Todo lo contrario, es la manera zafia de perpetuar los prejuicios sociales. Y
afectan a los emigrantes, a las minorías, a las mujeres y a los hombres. Y
tenemos a Pérez Reverte convertido en mártir de la causa, amenazando con irse
de la Real Academia si se cumple con el mandato ministerial. (Yo, por mi parte,
siempre me había preguntado qué hacía en la institución alguien como este
periodista, así que, lo mismo es buena noticia.)
Supongo que
estas iniciativas legales no solucionarán por completo el problema del
machismo, ni del patriarcado que tanto daño nos está haciendo a hombres y
mujeres.

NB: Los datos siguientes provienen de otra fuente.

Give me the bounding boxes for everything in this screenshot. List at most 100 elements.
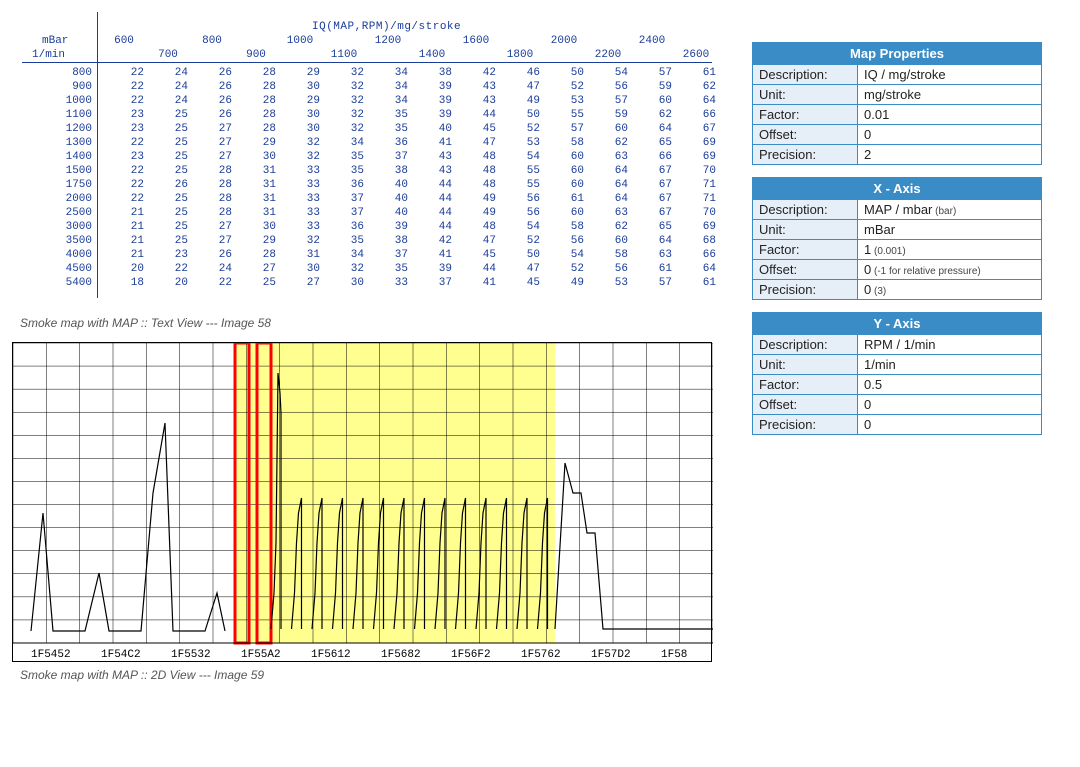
prop-row: Factor:1 (0.001) xyxy=(753,240,1042,260)
data-cell: 20 xyxy=(150,276,188,290)
data-cell: 58 xyxy=(590,248,628,262)
data-cell: 52 xyxy=(546,262,584,276)
x-header-cell: 900 xyxy=(234,48,278,62)
data-cell: 28 xyxy=(194,164,232,178)
prop-value: IQ / mg/stroke xyxy=(858,65,1042,85)
x-header-cell: 800 xyxy=(190,34,234,48)
table-row: 40002123262831343741455054586366 xyxy=(12,248,712,262)
y-label-cell: 3000 xyxy=(42,220,92,234)
data-cell: 23 xyxy=(106,122,144,136)
data-cell: 23 xyxy=(150,248,188,262)
prop-value: 0 (3) xyxy=(858,280,1042,300)
data-cell: 34 xyxy=(326,136,364,150)
table-row: 10002224262829323439434953576064 xyxy=(12,94,712,108)
y-label-cell: 1500 xyxy=(42,164,92,178)
data-cell: 58 xyxy=(546,136,584,150)
data-cell: 35 xyxy=(370,262,408,276)
data-cell: 31 xyxy=(238,164,276,178)
data-cell: 49 xyxy=(546,276,584,290)
data-cell: 45 xyxy=(502,276,540,290)
data-cell: 41 xyxy=(414,248,452,262)
data-cell: 37 xyxy=(326,206,364,220)
table-row: 9002224262830323439434752565962 xyxy=(12,80,712,94)
data-cell: 39 xyxy=(414,108,452,122)
x-header-cell: 1000 xyxy=(278,34,322,48)
data-cell: 41 xyxy=(458,276,496,290)
data-cell: 60 xyxy=(546,150,584,164)
data-cell: 64 xyxy=(634,234,672,248)
y-label-cell: 4000 xyxy=(42,248,92,262)
data-cell: 30 xyxy=(238,150,276,164)
data-cell: 55 xyxy=(502,178,540,192)
data-cell: 56 xyxy=(590,80,628,94)
data-cell: 22 xyxy=(106,164,144,178)
y-label-cell: 2000 xyxy=(42,192,92,206)
data-cell: 25 xyxy=(150,220,188,234)
data-cell: 27 xyxy=(194,122,232,136)
data-cell: 48 xyxy=(458,220,496,234)
data-cell: 24 xyxy=(194,262,232,276)
prop-key: Description: xyxy=(753,335,858,355)
prop-row: Offset:0 (-1 for relative pressure) xyxy=(753,260,1042,280)
data-cell: 20 xyxy=(106,262,144,276)
data-cell: 43 xyxy=(414,150,452,164)
prop-key: Unit: xyxy=(753,355,858,375)
data-cell: 34 xyxy=(370,80,408,94)
data-cell: 25 xyxy=(150,234,188,248)
svg-text:1F56F2: 1F56F2 xyxy=(451,649,491,661)
data-cell: 62 xyxy=(590,136,628,150)
data-cell: 40 xyxy=(414,122,452,136)
data-cell: 23 xyxy=(106,150,144,164)
data-cell: 64 xyxy=(590,178,628,192)
data-cell: 53 xyxy=(502,136,540,150)
data-cell: 56 xyxy=(546,234,584,248)
data-cell: 48 xyxy=(458,178,496,192)
prop-row: Precision:0 xyxy=(753,415,1042,435)
y-label-cell: 1200 xyxy=(42,122,92,136)
data-cell: 21 xyxy=(106,234,144,248)
prop-table-header: Map Properties xyxy=(753,43,1042,65)
data-cell: 32 xyxy=(282,150,320,164)
prop-value: 0 xyxy=(858,395,1042,415)
prop-value: 0 xyxy=(858,125,1042,145)
y-label-cell: 5400 xyxy=(42,276,92,290)
table-row: 17502226283133364044485560646771 xyxy=(12,178,712,192)
y-label-cell: 800 xyxy=(42,66,92,80)
data-cell: 62 xyxy=(678,80,716,94)
data-cell: 33 xyxy=(282,178,320,192)
data-cell: 67 xyxy=(634,206,672,220)
data-cell: 30 xyxy=(282,108,320,122)
data-cell: 24 xyxy=(150,80,188,94)
data-cell: 60 xyxy=(590,122,628,136)
prop-key: Precision: xyxy=(753,145,858,165)
data-cell: 65 xyxy=(634,136,672,150)
data-cell: 28 xyxy=(238,122,276,136)
data-cell: 29 xyxy=(282,94,320,108)
data-cell: 48 xyxy=(458,164,496,178)
prop-value: RPM / 1/min xyxy=(858,335,1042,355)
svg-text:1F5612: 1F5612 xyxy=(311,649,351,661)
data-cell: 32 xyxy=(326,108,364,122)
data-cell: 25 xyxy=(150,150,188,164)
data-cell: 43 xyxy=(414,164,452,178)
prop-key: Precision: xyxy=(753,280,858,300)
data-cell: 69 xyxy=(678,136,716,150)
prop-row: Precision:0 (3) xyxy=(753,280,1042,300)
data-cell: 49 xyxy=(502,94,540,108)
data-cell: 56 xyxy=(502,206,540,220)
prop-key: Description: xyxy=(753,200,858,220)
y-label-cell: 4500 xyxy=(42,262,92,276)
data-cell: 66 xyxy=(678,108,716,122)
data-cell: 21 xyxy=(106,206,144,220)
data-cell: 39 xyxy=(414,80,452,94)
prop-value: 1/min xyxy=(858,355,1042,375)
data-cell: 25 xyxy=(150,136,188,150)
x-header-cell: 2600 xyxy=(674,48,718,62)
data-cell: 61 xyxy=(546,192,584,206)
data-cell: 42 xyxy=(458,66,496,80)
svg-text:1F5532: 1F5532 xyxy=(171,649,211,661)
data-cell: 26 xyxy=(194,80,232,94)
data-cell: 26 xyxy=(150,178,188,192)
data-cell: 31 xyxy=(282,248,320,262)
data-cell: 26 xyxy=(194,94,232,108)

Hay muchas maneras de serlo, por eso distinguimos entre sexo
(genético) y género (social), porque uno no determina el otro. Y la dialéctica entre
los géneros va transformando la sociedad. No hay nada más que ver las antiguas
películas de Pajares/Esteso o los anuncios de los años 50 para que todos veamos
que las cosas han cambiado. Y lo que queda.